Obama's housing plan

Literally the day after signing a $787 billion stimulus bill President Obama is now calling for a $75 billion bailout for homeowners. I don't know how much longer we can afford this guy:
President Obama pledged on Wednesday to help as many as 9 million American homeowners refinance their mortgages or avert foreclosure, an initiative he said would shore up distressed housing prices, stabilize neighborhoods and slow a downward spiral that he said was “unraveling homeownership, the middle class, and the American Dream itself.”

The plan, more ambitious than many housing analysts had expected, was unveiled by Mr. Obama in a high school gymnasium here, in a community that is among the nation’s hardest hit by the foreclosure crisis.
The article makes a lot more sense if you take out "help" and substitute "take money from taxpayers and redistribute to" and replace "ambitious" with "expensive". So essentially people that bought homes they couldn't afford are now going to have their mortgages paid for by the rest of us who acted prudently. Outstanding.

Who cares if you can afford it?

Further, I have no idea why shoring up housing prices should be a public policy goal. After all, if the price of houses declines it means that millions of more people can afford them. Indeed, with the recent declines in housing prices there have been increasing signs of first time home buyers jumping into the market. Similarly, builders are reducing output which means less supply, which combined with new demand from the cheaper prices will help stabilize the housing sector. Hey, markets work!

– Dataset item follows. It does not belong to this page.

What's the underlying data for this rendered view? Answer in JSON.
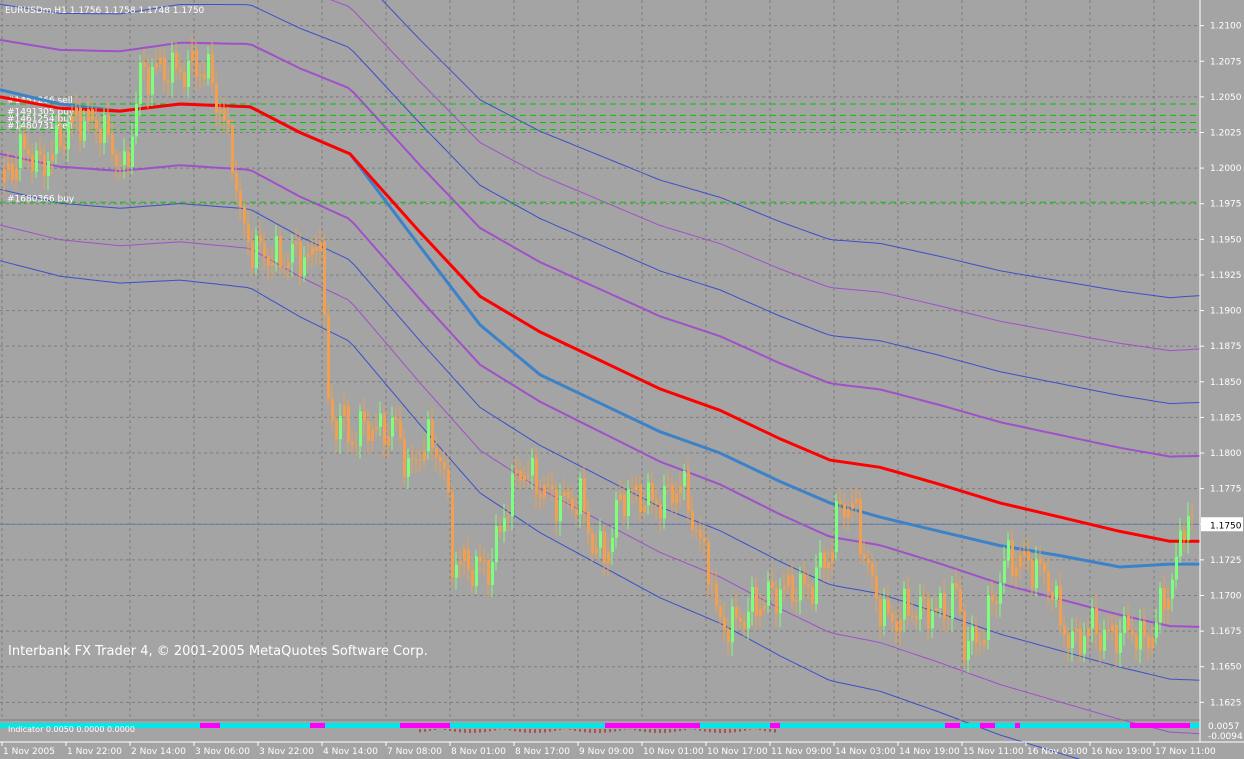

The declining housing market isn't unraveling the middle class. In fact, it's actually enabling more people to buy homes and move into the middle class. It's simply punishing those people who got greedy and thought that they could make a bundle by buying real estate. I can't fault them too much though given that the government was busy encouraging people to buy via Freddie and Fannie and measures such as the mortgage interest deduction (even though there is a good case that if anything we may want to promote renting).

And the American Dream unraveling? From what I can tell the American Dream these days is getting a bailout from the government.

Update: Barry Ritholz has some charts suggesting that this is a poor time to push for stabilization with the housing market likely still having a ways to go yet in its decline.

Update: Oh dear, it's even worse than I thought:
The three key elements of the proposal include a program to refinance 4 million to 5 million homeowners with little equity in their homes into cheaper mortgages; a $75 billion program to keep 3 million to 4 million homeowners out of foreclosure; and a doubling of the government's commitment to Fannie Mae and Freddie Mac to $400 billion.
So it's not $75 billion, it's $275 billion. Oh, and you'll recall that Fannie and Freddie actually helped make the housing crisis worse, so of course they are being given more money.

It's hard to believe some of the stuff you read these days.

Update: In the interest of being fair and balanced I should point out the following from Harvard econ professor -- and I believe free-market guy -- Ed Glaeser:
To give Fannie and Freddie more resources, the government is infusing them with $200 billion. This may seem like throwing good money after bad, but few economists, even ardent libertarians, are willing to let them go belly-up. The cash infusion was necessary.